Тымрышлия зажмурился, видно, вспоминая эти песни. Голова его качнулась, попадая в такт, а за ней — и все грузное тело. Открыв глаза, ага взглянул на оконце, будто оттуда, из-за пологих, округлых холмов катились неслышные звуки. «Э-э-эх!» — повторил ага и сглотнул что-то сладостное, а может, и горькое; и затем одним пальцем, — Павел глазам не поверил, — смахнул слезу с обветренной темной щеки.
— Ятаганом могу с порога… А они про меня — песни. Про тебя где-нибудь поют, Павел? Нет? Тогда где же тебе поверить…
— Верю, Мемед-ага, — тихо сказал Павел.
— Да ну?! — встрепенулся тот. — Знаю я, что не веришь. Но дело твое. Мы здесь — плохие ли, хорошие — все равно ладим, вместе от врагов отбиваемся. В тех селах я и батраков и косарей нанимаю. Я им во всем доверяю, и они мне платят тем же. В стременах ноги целуют. А тебе целуют, Павел?
— Завидки берут, как послушаешь.
— Задираешься, Павел Хадживранев? Только я человек кроткий, на слова твои не обижусь. Хочу, чтоб ты мне поверил. Ведь я с тобой против кого скажешь… Ничего тебе не продам, ни лошади, ни мула, но, если твои люди поднимут смуту… мне надо совсем немного: чтоб пара важных голов скатилась с плеч в Софии; в ту же ночь я отрежу Филибе, а тебя посажу править. Чего тебе еще? Даром лошадей дам, с наездниками в придачу…

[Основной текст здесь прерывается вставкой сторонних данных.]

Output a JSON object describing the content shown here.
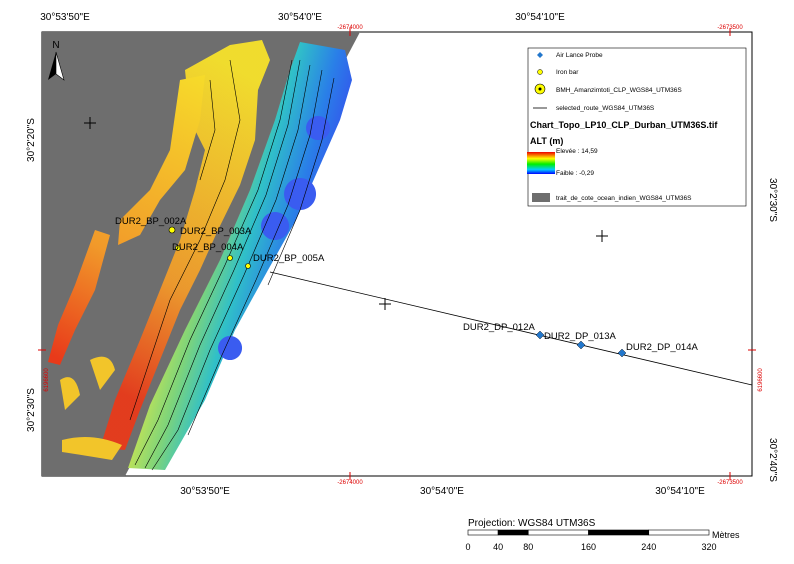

— А травы нынче хорошие, — вставил муфтий, будто с неба свалился. — Роса высыхает рано, и стада к зиме нагуляют жира.
— Нагуляют, — согласился ага. — Я тебе, Павел, какую хочешь клятву дам. Только начни!
— А раз так, — гнул свое муфтий, — стада могут и здесь перезимовать. Если же решите перегонять на эгейские пастбища, жиру и на дорогу хватит. Меня тоже дорога ждет… А ты, изгнанник? — Он спросил это, уже повернувшись к Павлу. — Собираешься здесь остаться? И надолго?
— Да вот, ага не хочет продать коня, — ответил Павел.
— Самому не хватает! — пожал плечами Мемед-ага.
— Дай ему мула!
— И с мулами плохо, — ответил ага. — Христиане с равнины угнали весь скот, на расплод не осталось.
Обугленным и пустынным был Тымрыш с его черными вздыбленными крышами, обугленной, покрытой пеплом была веселость Мемед-аги, когда вывели из конюшни мула, вышли провожать муфтия. Павел стоял во дворе, подавленный тем, что не он, а муфтий увидит большой красивый город на Босфоре, с его торговыми рядами и конторами на берегу Золотого рога, где у Хадживраневых всегда было много друзей.